Of all the respondents, 37% agree that they are cautious about researching certain topics online because they fear it reveals too much personal information. And 37% somewhat agree, whereas 27% disagree. 

Drilling down, 34% of those over 40 agree, along with 39% of phone shoppers and 29% of voice shoppers.  

Understandably, people who visit adult sites are even more careful about covering their tracks, as the study puts it, women in particular. 

Of those polled, 42% of women say they do not visit adult sites,  compared with 23% of men. But of those who do, 60% of women take extra steps to protect their privacy, versus 54% of men. 

Which data will consumers share with marketers? Of those surveyed, 44.1% would provide their phone number, while 42 .7% would provide their location and 31.5% would provide their SMS. 

Asked which websites they would trust with their data, they said:

  • Amazon — 55.3%
  • Google — 43.7%
  • Facebook — 28.2%
  • Other social channels — 10%
  • None of the above — 20.1%

But gender is also a factor here. For instance, 57.9% of women trust Amazon, but only 51.3% of men trust it.

However, men are more trusting of Google, by a margin of 45.8% to 42.4%, and Facebook by 20.9% to 27.2%. Men and women are roughly equal when it comes to trusting none of them. 

People who buy stocks (22%) and financial products (20%) are more aware than others that they are being tracked. 
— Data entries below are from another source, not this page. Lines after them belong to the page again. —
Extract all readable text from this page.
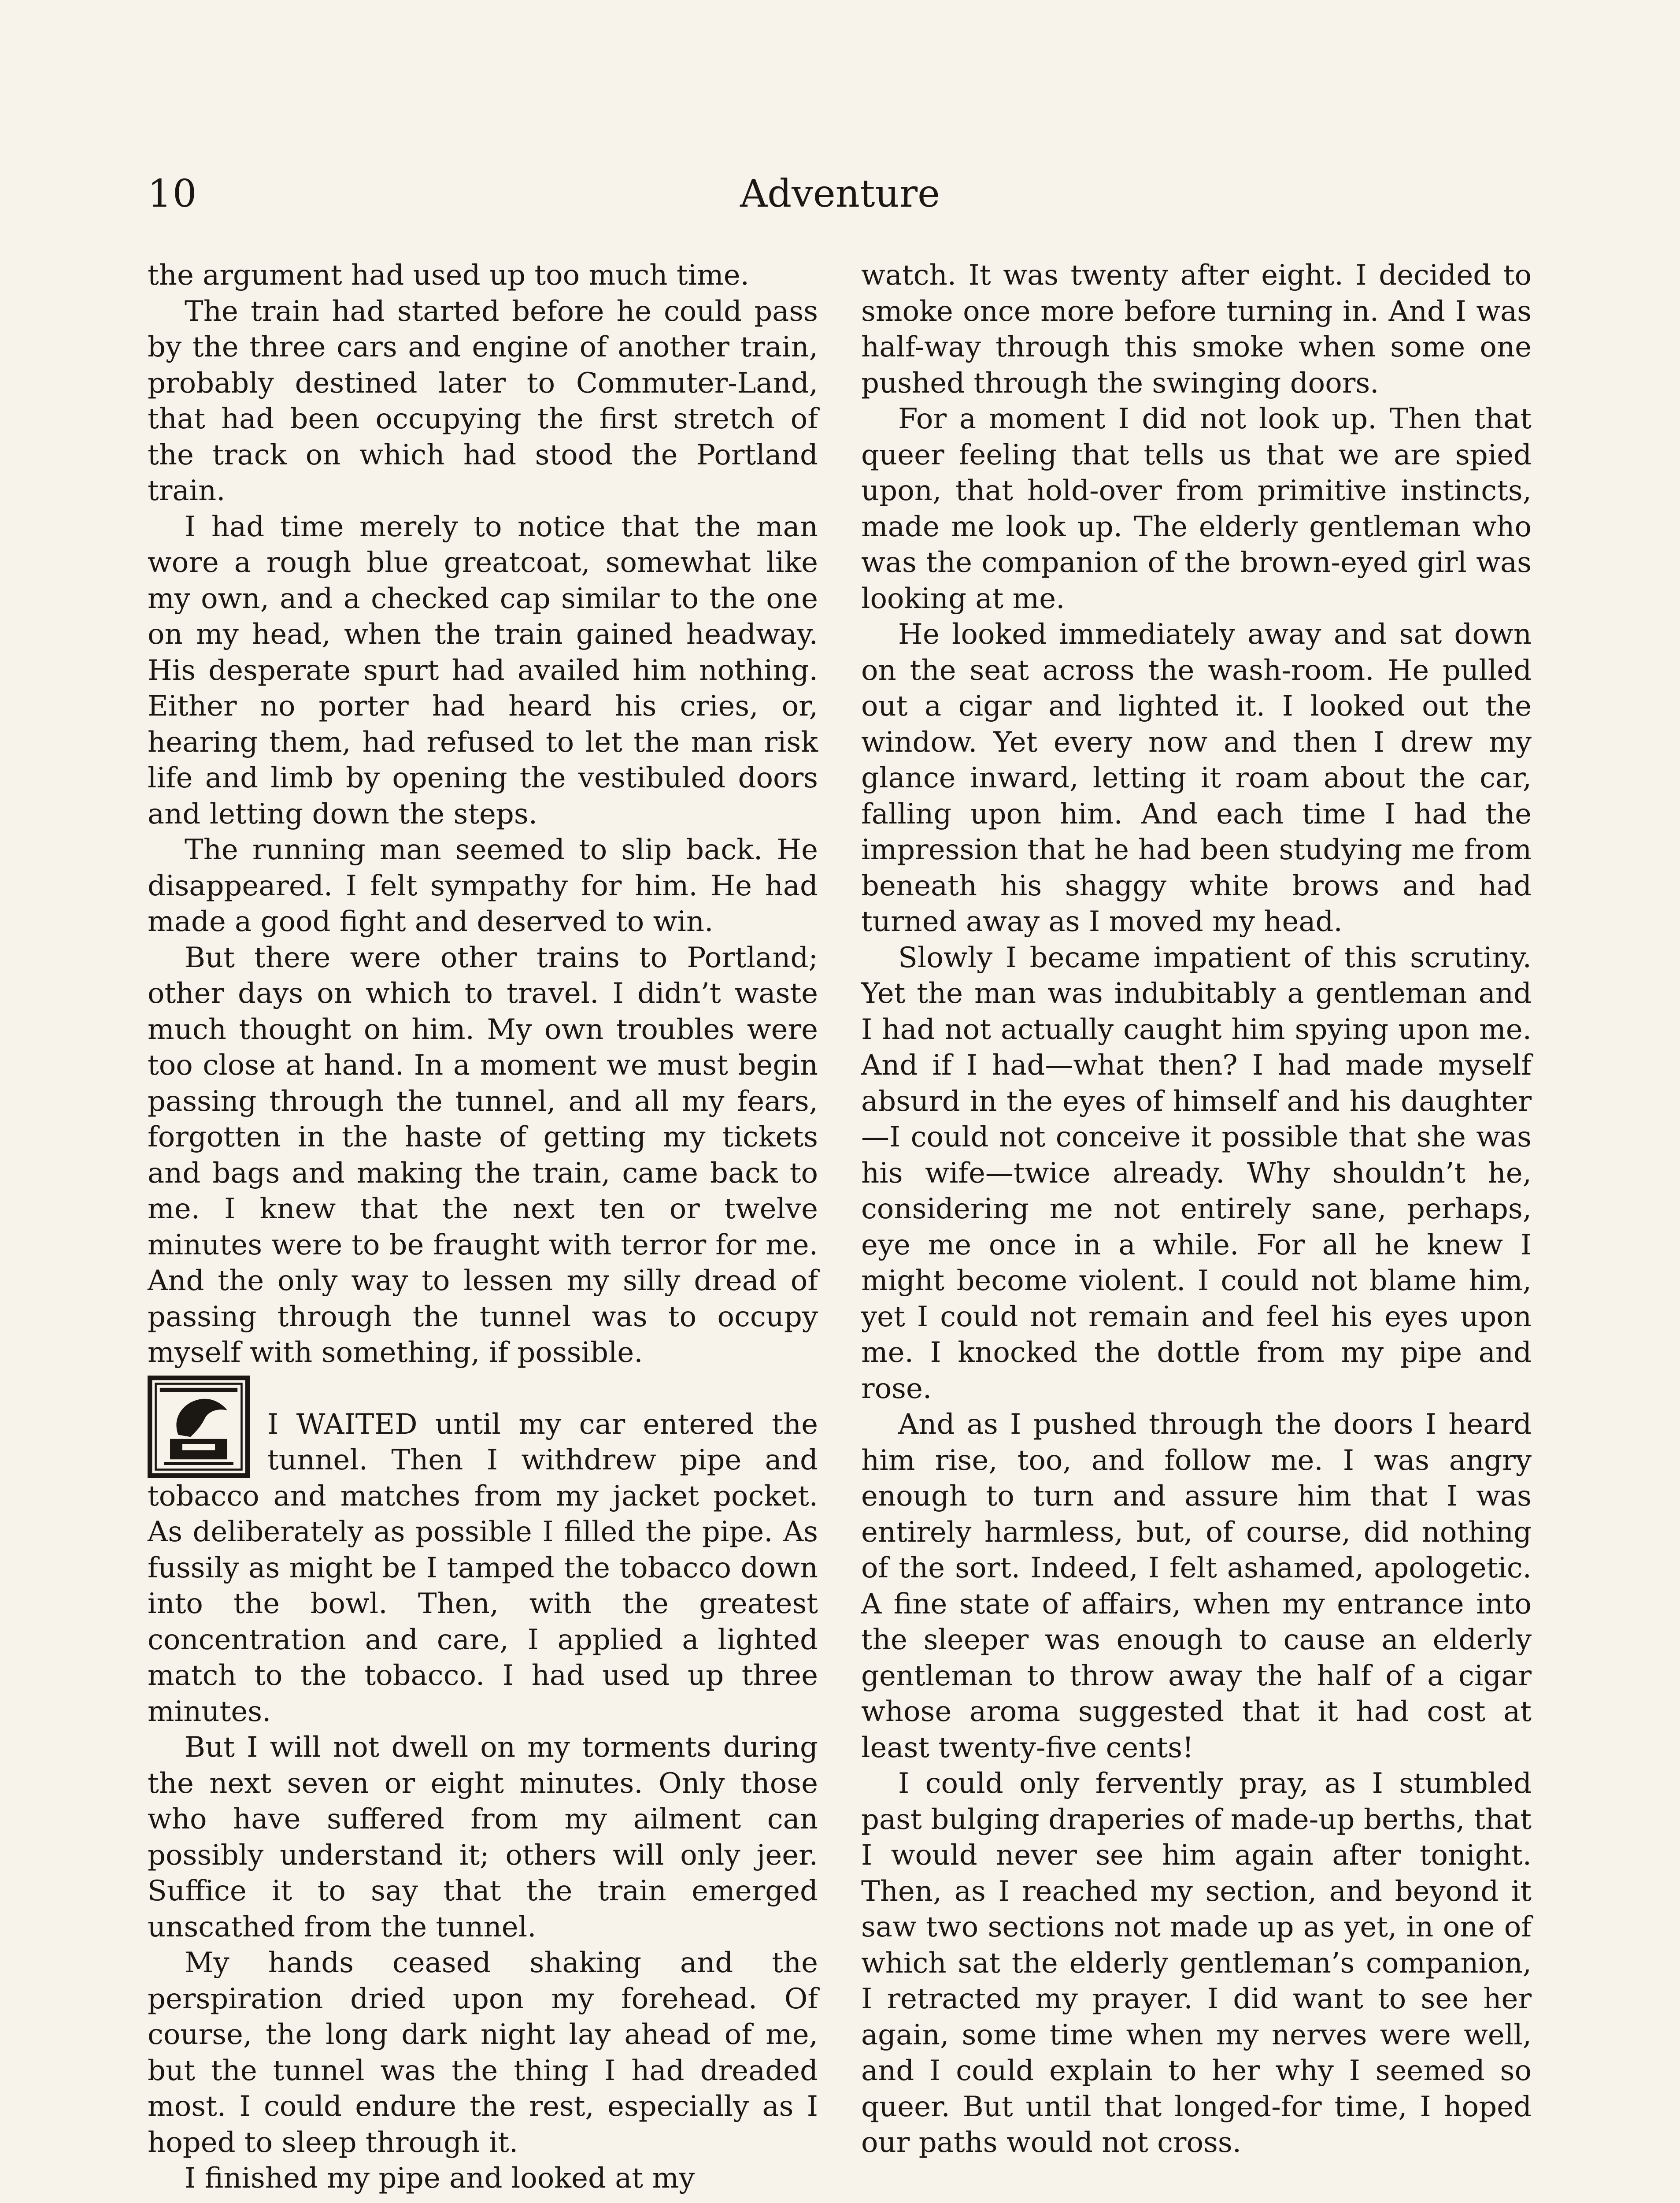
10	Adventure

the argument had used up too much time.

The train had started before he could pass by the three cars and engine of another train, probably destined later to Commuter-Land, that had been occupying the first stretch of the track on which had stood the Portland train.

I had time merely to notice that the man wore a rough blue greatcoat, somewhat like my own, and a checked cap similar to the one on my head, when the train gained headway. His desperate spurt had availed him nothing. Either no porter had heard his cries, or, hearing them, had refused to let the man risk life and limb by opening the vestibuled doors and letting down the steps.

The running man seemed to slip back. He disappeared. I felt sympathy for him. He had made a good fight and deserved to win.

But there were other trains to Portland; other days on which to travel. I didn’t waste much thought on him. My own troubles were too close at hand. In a moment we must begin passing through the tunnel, and all my fears, forgotten in the haste of getting my tickets and bags and making the train, came back to me. I knew that the next ten or twelve minutes were to be fraught with terror for me. And the only way to lessen my silly dread of passing through the tunnel was to occupy myself with something, if possible.

I WAITED until my car entered the tunnel. Then I withdrew pipe and tobacco and matches from my jacket pocket. As deliberately as possible I filled the pipe. As fussily as might be I tamped the tobacco down into the bowl. Then, with the greatest concentration and care, I applied a lighted match to the tobacco. I had used up three minutes.

But I will not dwell on my torments during the next seven or eight minutes. Only those who have suffered from my ailment can possibly understand it; others will only jeer. Suffice it to say that the train emerged unscathed from the tunnel.

My hands ceased shaking and the perspiration dried upon my forehead. Of course, the long dark night lay ahead of me, but the tunnel was the thing I had dreaded most. I could endure the rest, especially as I hoped to sleep through it.

I finished my pipe and looked at my

watch. It was twenty after eight. I decided to smoke once more before turning in. And I was half-way through this smoke when some one pushed through the swinging doors.

For a moment I did not look up. Then that queer feeling that tells us that we are spied upon, that hold-over from primitive instincts, made me look up. The elderly gentleman who was the companion of the brown-eyed girl was looking at me.

He looked immediately away and sat down on the seat across the wash-room. He pulled out a cigar and lighted it. I looked out the window. Yet every now and then I drew my glance inward, letting it roam about the car, falling upon him. And each time I had the impression that he had been studying me from beneath his shaggy white brows and had turned away as I moved my head.

Slowly I became impatient of this scrutiny. Yet the man was indubitably a gentleman and I had not actually caught him spying upon me. And if I had—what then? I had made myself absurd in the eyes of himself and his daughter—I could not conceive it possible that she was his wife—twice already. Why shouldn’t he, considering me not entirely sane, perhaps, eye me once in a while. For all he knew I might become violent. I could not blame him, yet I could not remain and feel his eyes upon me. I knocked the dottle from my pipe and rose.

And as I pushed through the doors I heard him rise, too, and follow me. I was angry enough to turn and assure him that I was entirely harmless, but, of course, did nothing of the sort. Indeed, I felt ashamed, apologetic. A fine state of affairs, when my entrance into the sleeper was enough to cause an elderly gentleman to throw away the half of a cigar whose aroma suggested that it had cost at least twenty-five cents!

I could only fervently pray, as I stumbled past bulging draperies of made-up berths, that I would never see him again after tonight. Then, as I reached my section, and beyond it saw two sections not made up as yet, in one of which sat the elderly gentleman’s companion, I retracted my prayer. I did want to see her again, some time when my nerves were well, and I could explain to her why I seemed so queer. But until that longed-for time, I hoped our paths would not cross.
Among the financial buyers, 71% know that the apps they install track their browsing behavior. And 60% realize their data is sold to other companies.

Among people who fill prescriptions, 68% are aware of the app tracking, and 58% know of the sale of their information. 

Overall, 63% of consumers understand their data is being tracked, and over 50% that it is being sold. People who earned $90,000+ are more savvy about it. 

Via Upwave’s Digital Network, consumers are interviewed in exchange for access to content or a service, such as free wifi.